En l’espèce, M. Y. a été victime, le 27 octobre 2007, d’un accident de la circulation impliquant un véhicule conduit par Mme X., préposé de la société L. La victime et son épouse assignent donc la société en indemnisation de leurs préjudices.
Dans un arrêt du 12 octobre 2015, la cour d’appel de Paris évalue le préjudice « perte de gains professionnels futurs et incidence professionnelle » à hauteur de 70 000 € prenant alors en considération le refus de la victime du poste de reclassement qui lui avait été proposé par la société L.
M. Y ainsi que son épouse font grief à l’arrêt de limiter de la sorte l’évaluation du dommage corporel subi. Il précise ainsi, au nom du principe de la réparation intégrale, que la Cour n’avait pas à tenir compte des actes que la victime a pu accomplir ou a pu s’abstenir d’accomplir postérieurement à la réalisation du dommage et qui auraient pu éventuellement réduire son préjudice.
La deuxième chambre civile de la Cour de cassation dans son arrêt du 12 janvier 2017 rejette le pourvoi. Elle précise alors que le moyen
« ne tend, sous couvert du grief non fondé de violation de la loi qu’à remettre en discussion […] l’appréciation souveraine par laquelle la cour d’appel, relevant que le reclassement proposé à M. Y […] sur un poste conforme aux recommandations du médecin du travail et aux conclusions de l’expert judiciaire confirmait, même s’il l’avait refusé, sa capacité subsistante à exercer une activité professionnelle, à évaluer l’étendue de son préjudice ».
Deux éléments semblent, selon nous, devoir retenir notre attention :
- Rappel de l’évaluation in concreto des préjudices corporels
La Haute juridiction réaffirme tout d’abord l’importance du pouvoir souverain des juges d’appel. Le principe de réparation intégrale et le principe indemnitaire ont pour corollaire une étroite personnalisation de l’indemnisation tant quant à la détermination des préjudices subis que dans leur évaluation. Les juges doivent donc analyser et évaluer les éléments de faits. La Cour ne fait ici que rappeler le principe de l’évaluation in concreto des préjudices (en ce sens par exemple : Civ. 2e, 30 juin 2005, n° 04-06.039).
- Précisions concernant les conditions tenant à l’indemnisation des conséquences professionnelles de l’incapacité permanente
Lorsque la victime accidentée conserve des séquelles définitives après consolidation, des retentissements peuvent se produire dans la sphère professionnelle. La nomenclature Dintilhac indemnise ces conséquences sous trois chefs de préjudices distincts : PGPF ; IP ; PSU.

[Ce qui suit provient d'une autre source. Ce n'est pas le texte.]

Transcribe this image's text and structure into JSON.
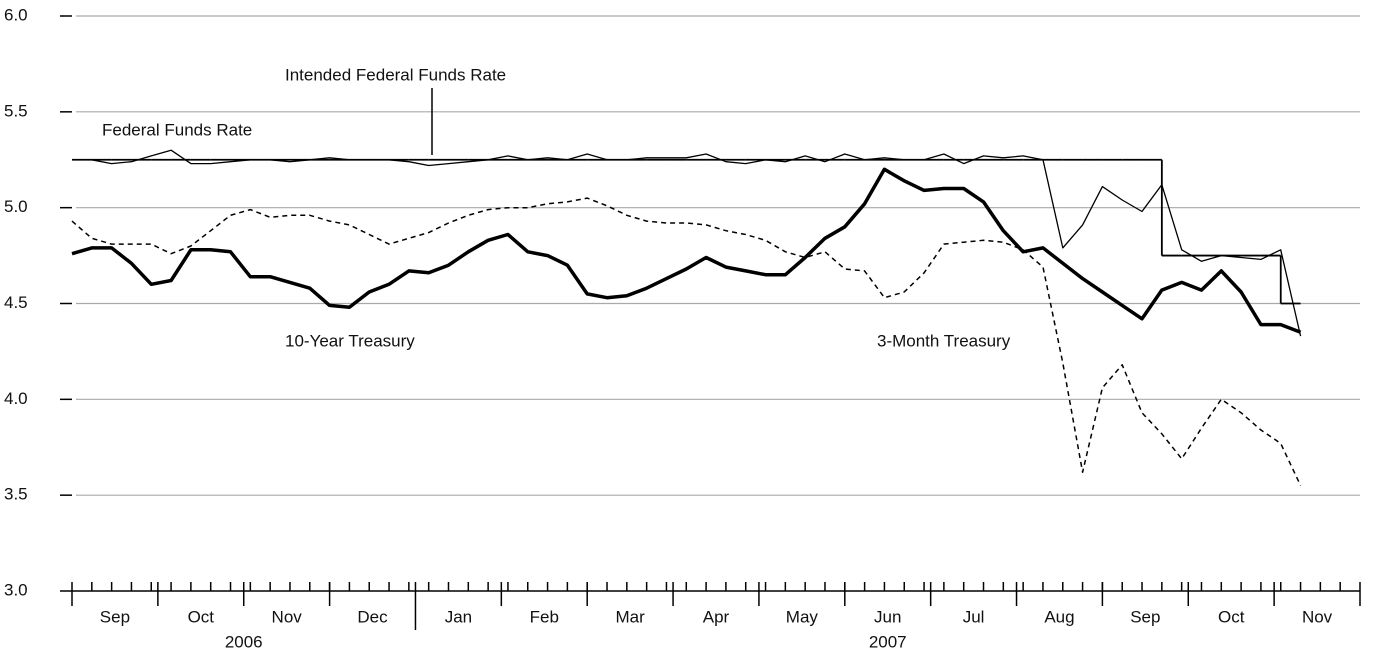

Lorsque l’état de la victime ne lui permet pas de poursuivre son activité antérieure mais qu’il ne l’empêche pas de poursuivre certaines reconversions professionnelles, alors l’évaluation du préjudice se trouve ajustée par les magistrats en fonction des possibilités qui lui sont offertes.
En l’espèce, les conclusions de l’expert soulignaient la capacité de la victime à exercer une activité adaptée à son état. La société L. lui avait proposé un poste conforme aux recommandations médicales. La victime était en droit de refuser cette proposition de reclassement. Cependant, selon la Haute juridiction, ces éléments permettaient au magistrat de constater sa capacité subsistante à exercer une activité professionnelle et donc à ajuster l’évaluation de ses préjudices.